Fin July, Elon Musk suffered a setback with the 50% drop in advertiser investment on Twitter [aujourd’hui appelé X]. It is no doubt to anticipate this fall that, upon arrival, [à l’automne 2022], one of the projects opened by the entrepreneur was that of the monetization of the platform. Very quickly, the founder of Tesla had, in fact, decided to create a new service, Twitter Blue. Certification for a subscription of 10 euros per month. A way to step over the future fragmentation of the online advertising market. Unfortunately for him, this strategy is struggling, for the moment, to produce results. According to researcher Travis Brown, just over 60,000 people have agreed to put their hands in their pockets to get or keep their account certified.
Beyond the case of Twitter, this news sheds light on the issues of monetization of tech players. A challenge taken up in such an original way by OpenAI that it constitutes a textbook case. Initially, monetization was one of OpenAI’s blind spots. But, faced with the dazzling success of ChatGPT – the AI took only two months to cross the milestone of 100 million users, compared to two and a half years for Instagram and nine months for TikTok – Sam Altman and his teams reacted promptly. : instead of determining a blind price, they acted in an unprecedented way.
ChatGPT offers an almost unlimited range of uses. Consequently, the perceived value of these uses varies from one user to another. The OpenAI teams therefore decided to speak directly to users to set the price. Is it risky? Not necessarily.

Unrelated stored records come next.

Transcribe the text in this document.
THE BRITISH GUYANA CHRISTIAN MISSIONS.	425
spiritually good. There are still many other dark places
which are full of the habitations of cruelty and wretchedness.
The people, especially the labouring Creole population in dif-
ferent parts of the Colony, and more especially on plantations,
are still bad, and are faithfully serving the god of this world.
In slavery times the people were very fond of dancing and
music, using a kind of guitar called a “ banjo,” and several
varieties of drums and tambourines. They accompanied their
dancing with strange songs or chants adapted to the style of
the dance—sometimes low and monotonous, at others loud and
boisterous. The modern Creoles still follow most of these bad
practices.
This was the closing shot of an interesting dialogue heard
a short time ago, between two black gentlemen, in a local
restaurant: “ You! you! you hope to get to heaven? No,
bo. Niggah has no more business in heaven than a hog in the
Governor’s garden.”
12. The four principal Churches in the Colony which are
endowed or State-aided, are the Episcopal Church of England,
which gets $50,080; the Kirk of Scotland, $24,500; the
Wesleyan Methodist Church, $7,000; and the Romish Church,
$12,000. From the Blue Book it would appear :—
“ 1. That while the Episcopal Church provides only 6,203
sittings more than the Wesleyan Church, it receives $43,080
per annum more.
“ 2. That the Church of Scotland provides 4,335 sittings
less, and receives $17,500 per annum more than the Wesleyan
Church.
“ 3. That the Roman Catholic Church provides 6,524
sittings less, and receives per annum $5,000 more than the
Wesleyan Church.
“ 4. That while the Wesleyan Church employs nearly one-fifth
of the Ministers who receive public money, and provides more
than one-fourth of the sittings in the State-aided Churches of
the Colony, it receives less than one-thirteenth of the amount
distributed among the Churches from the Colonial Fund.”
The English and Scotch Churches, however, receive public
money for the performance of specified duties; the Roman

For several decades, experiments of the type pay what you want (“pay what you want”) have been carried out around the world: merchants or tourist sites have let customers set the price of meals themselves. In the majority of cases, the amounts estimated by customers were higher than the actual prices… OpenAI therefore opted for a direct methodology combined with an economic model guaranteeing recurring revenue.
Four curves and a quadrilateral
THE price sensitivity meter is a scientific technique for determining consumer price preferences. Introduced in 1976 by the Dutch economist Peter van Westendorp, it is based on four very simple questions to determine the price of a given product: at what price would this product (or service) seem too expensive for you to buy it? At what price would this product (or service) seem expensive to you, but at which you would still be likely to buy it? At what price would this product (or service) seem too cheap to you to buy it, because you would doubt its quality? At what price would this product (or service) seem like a good deal to you?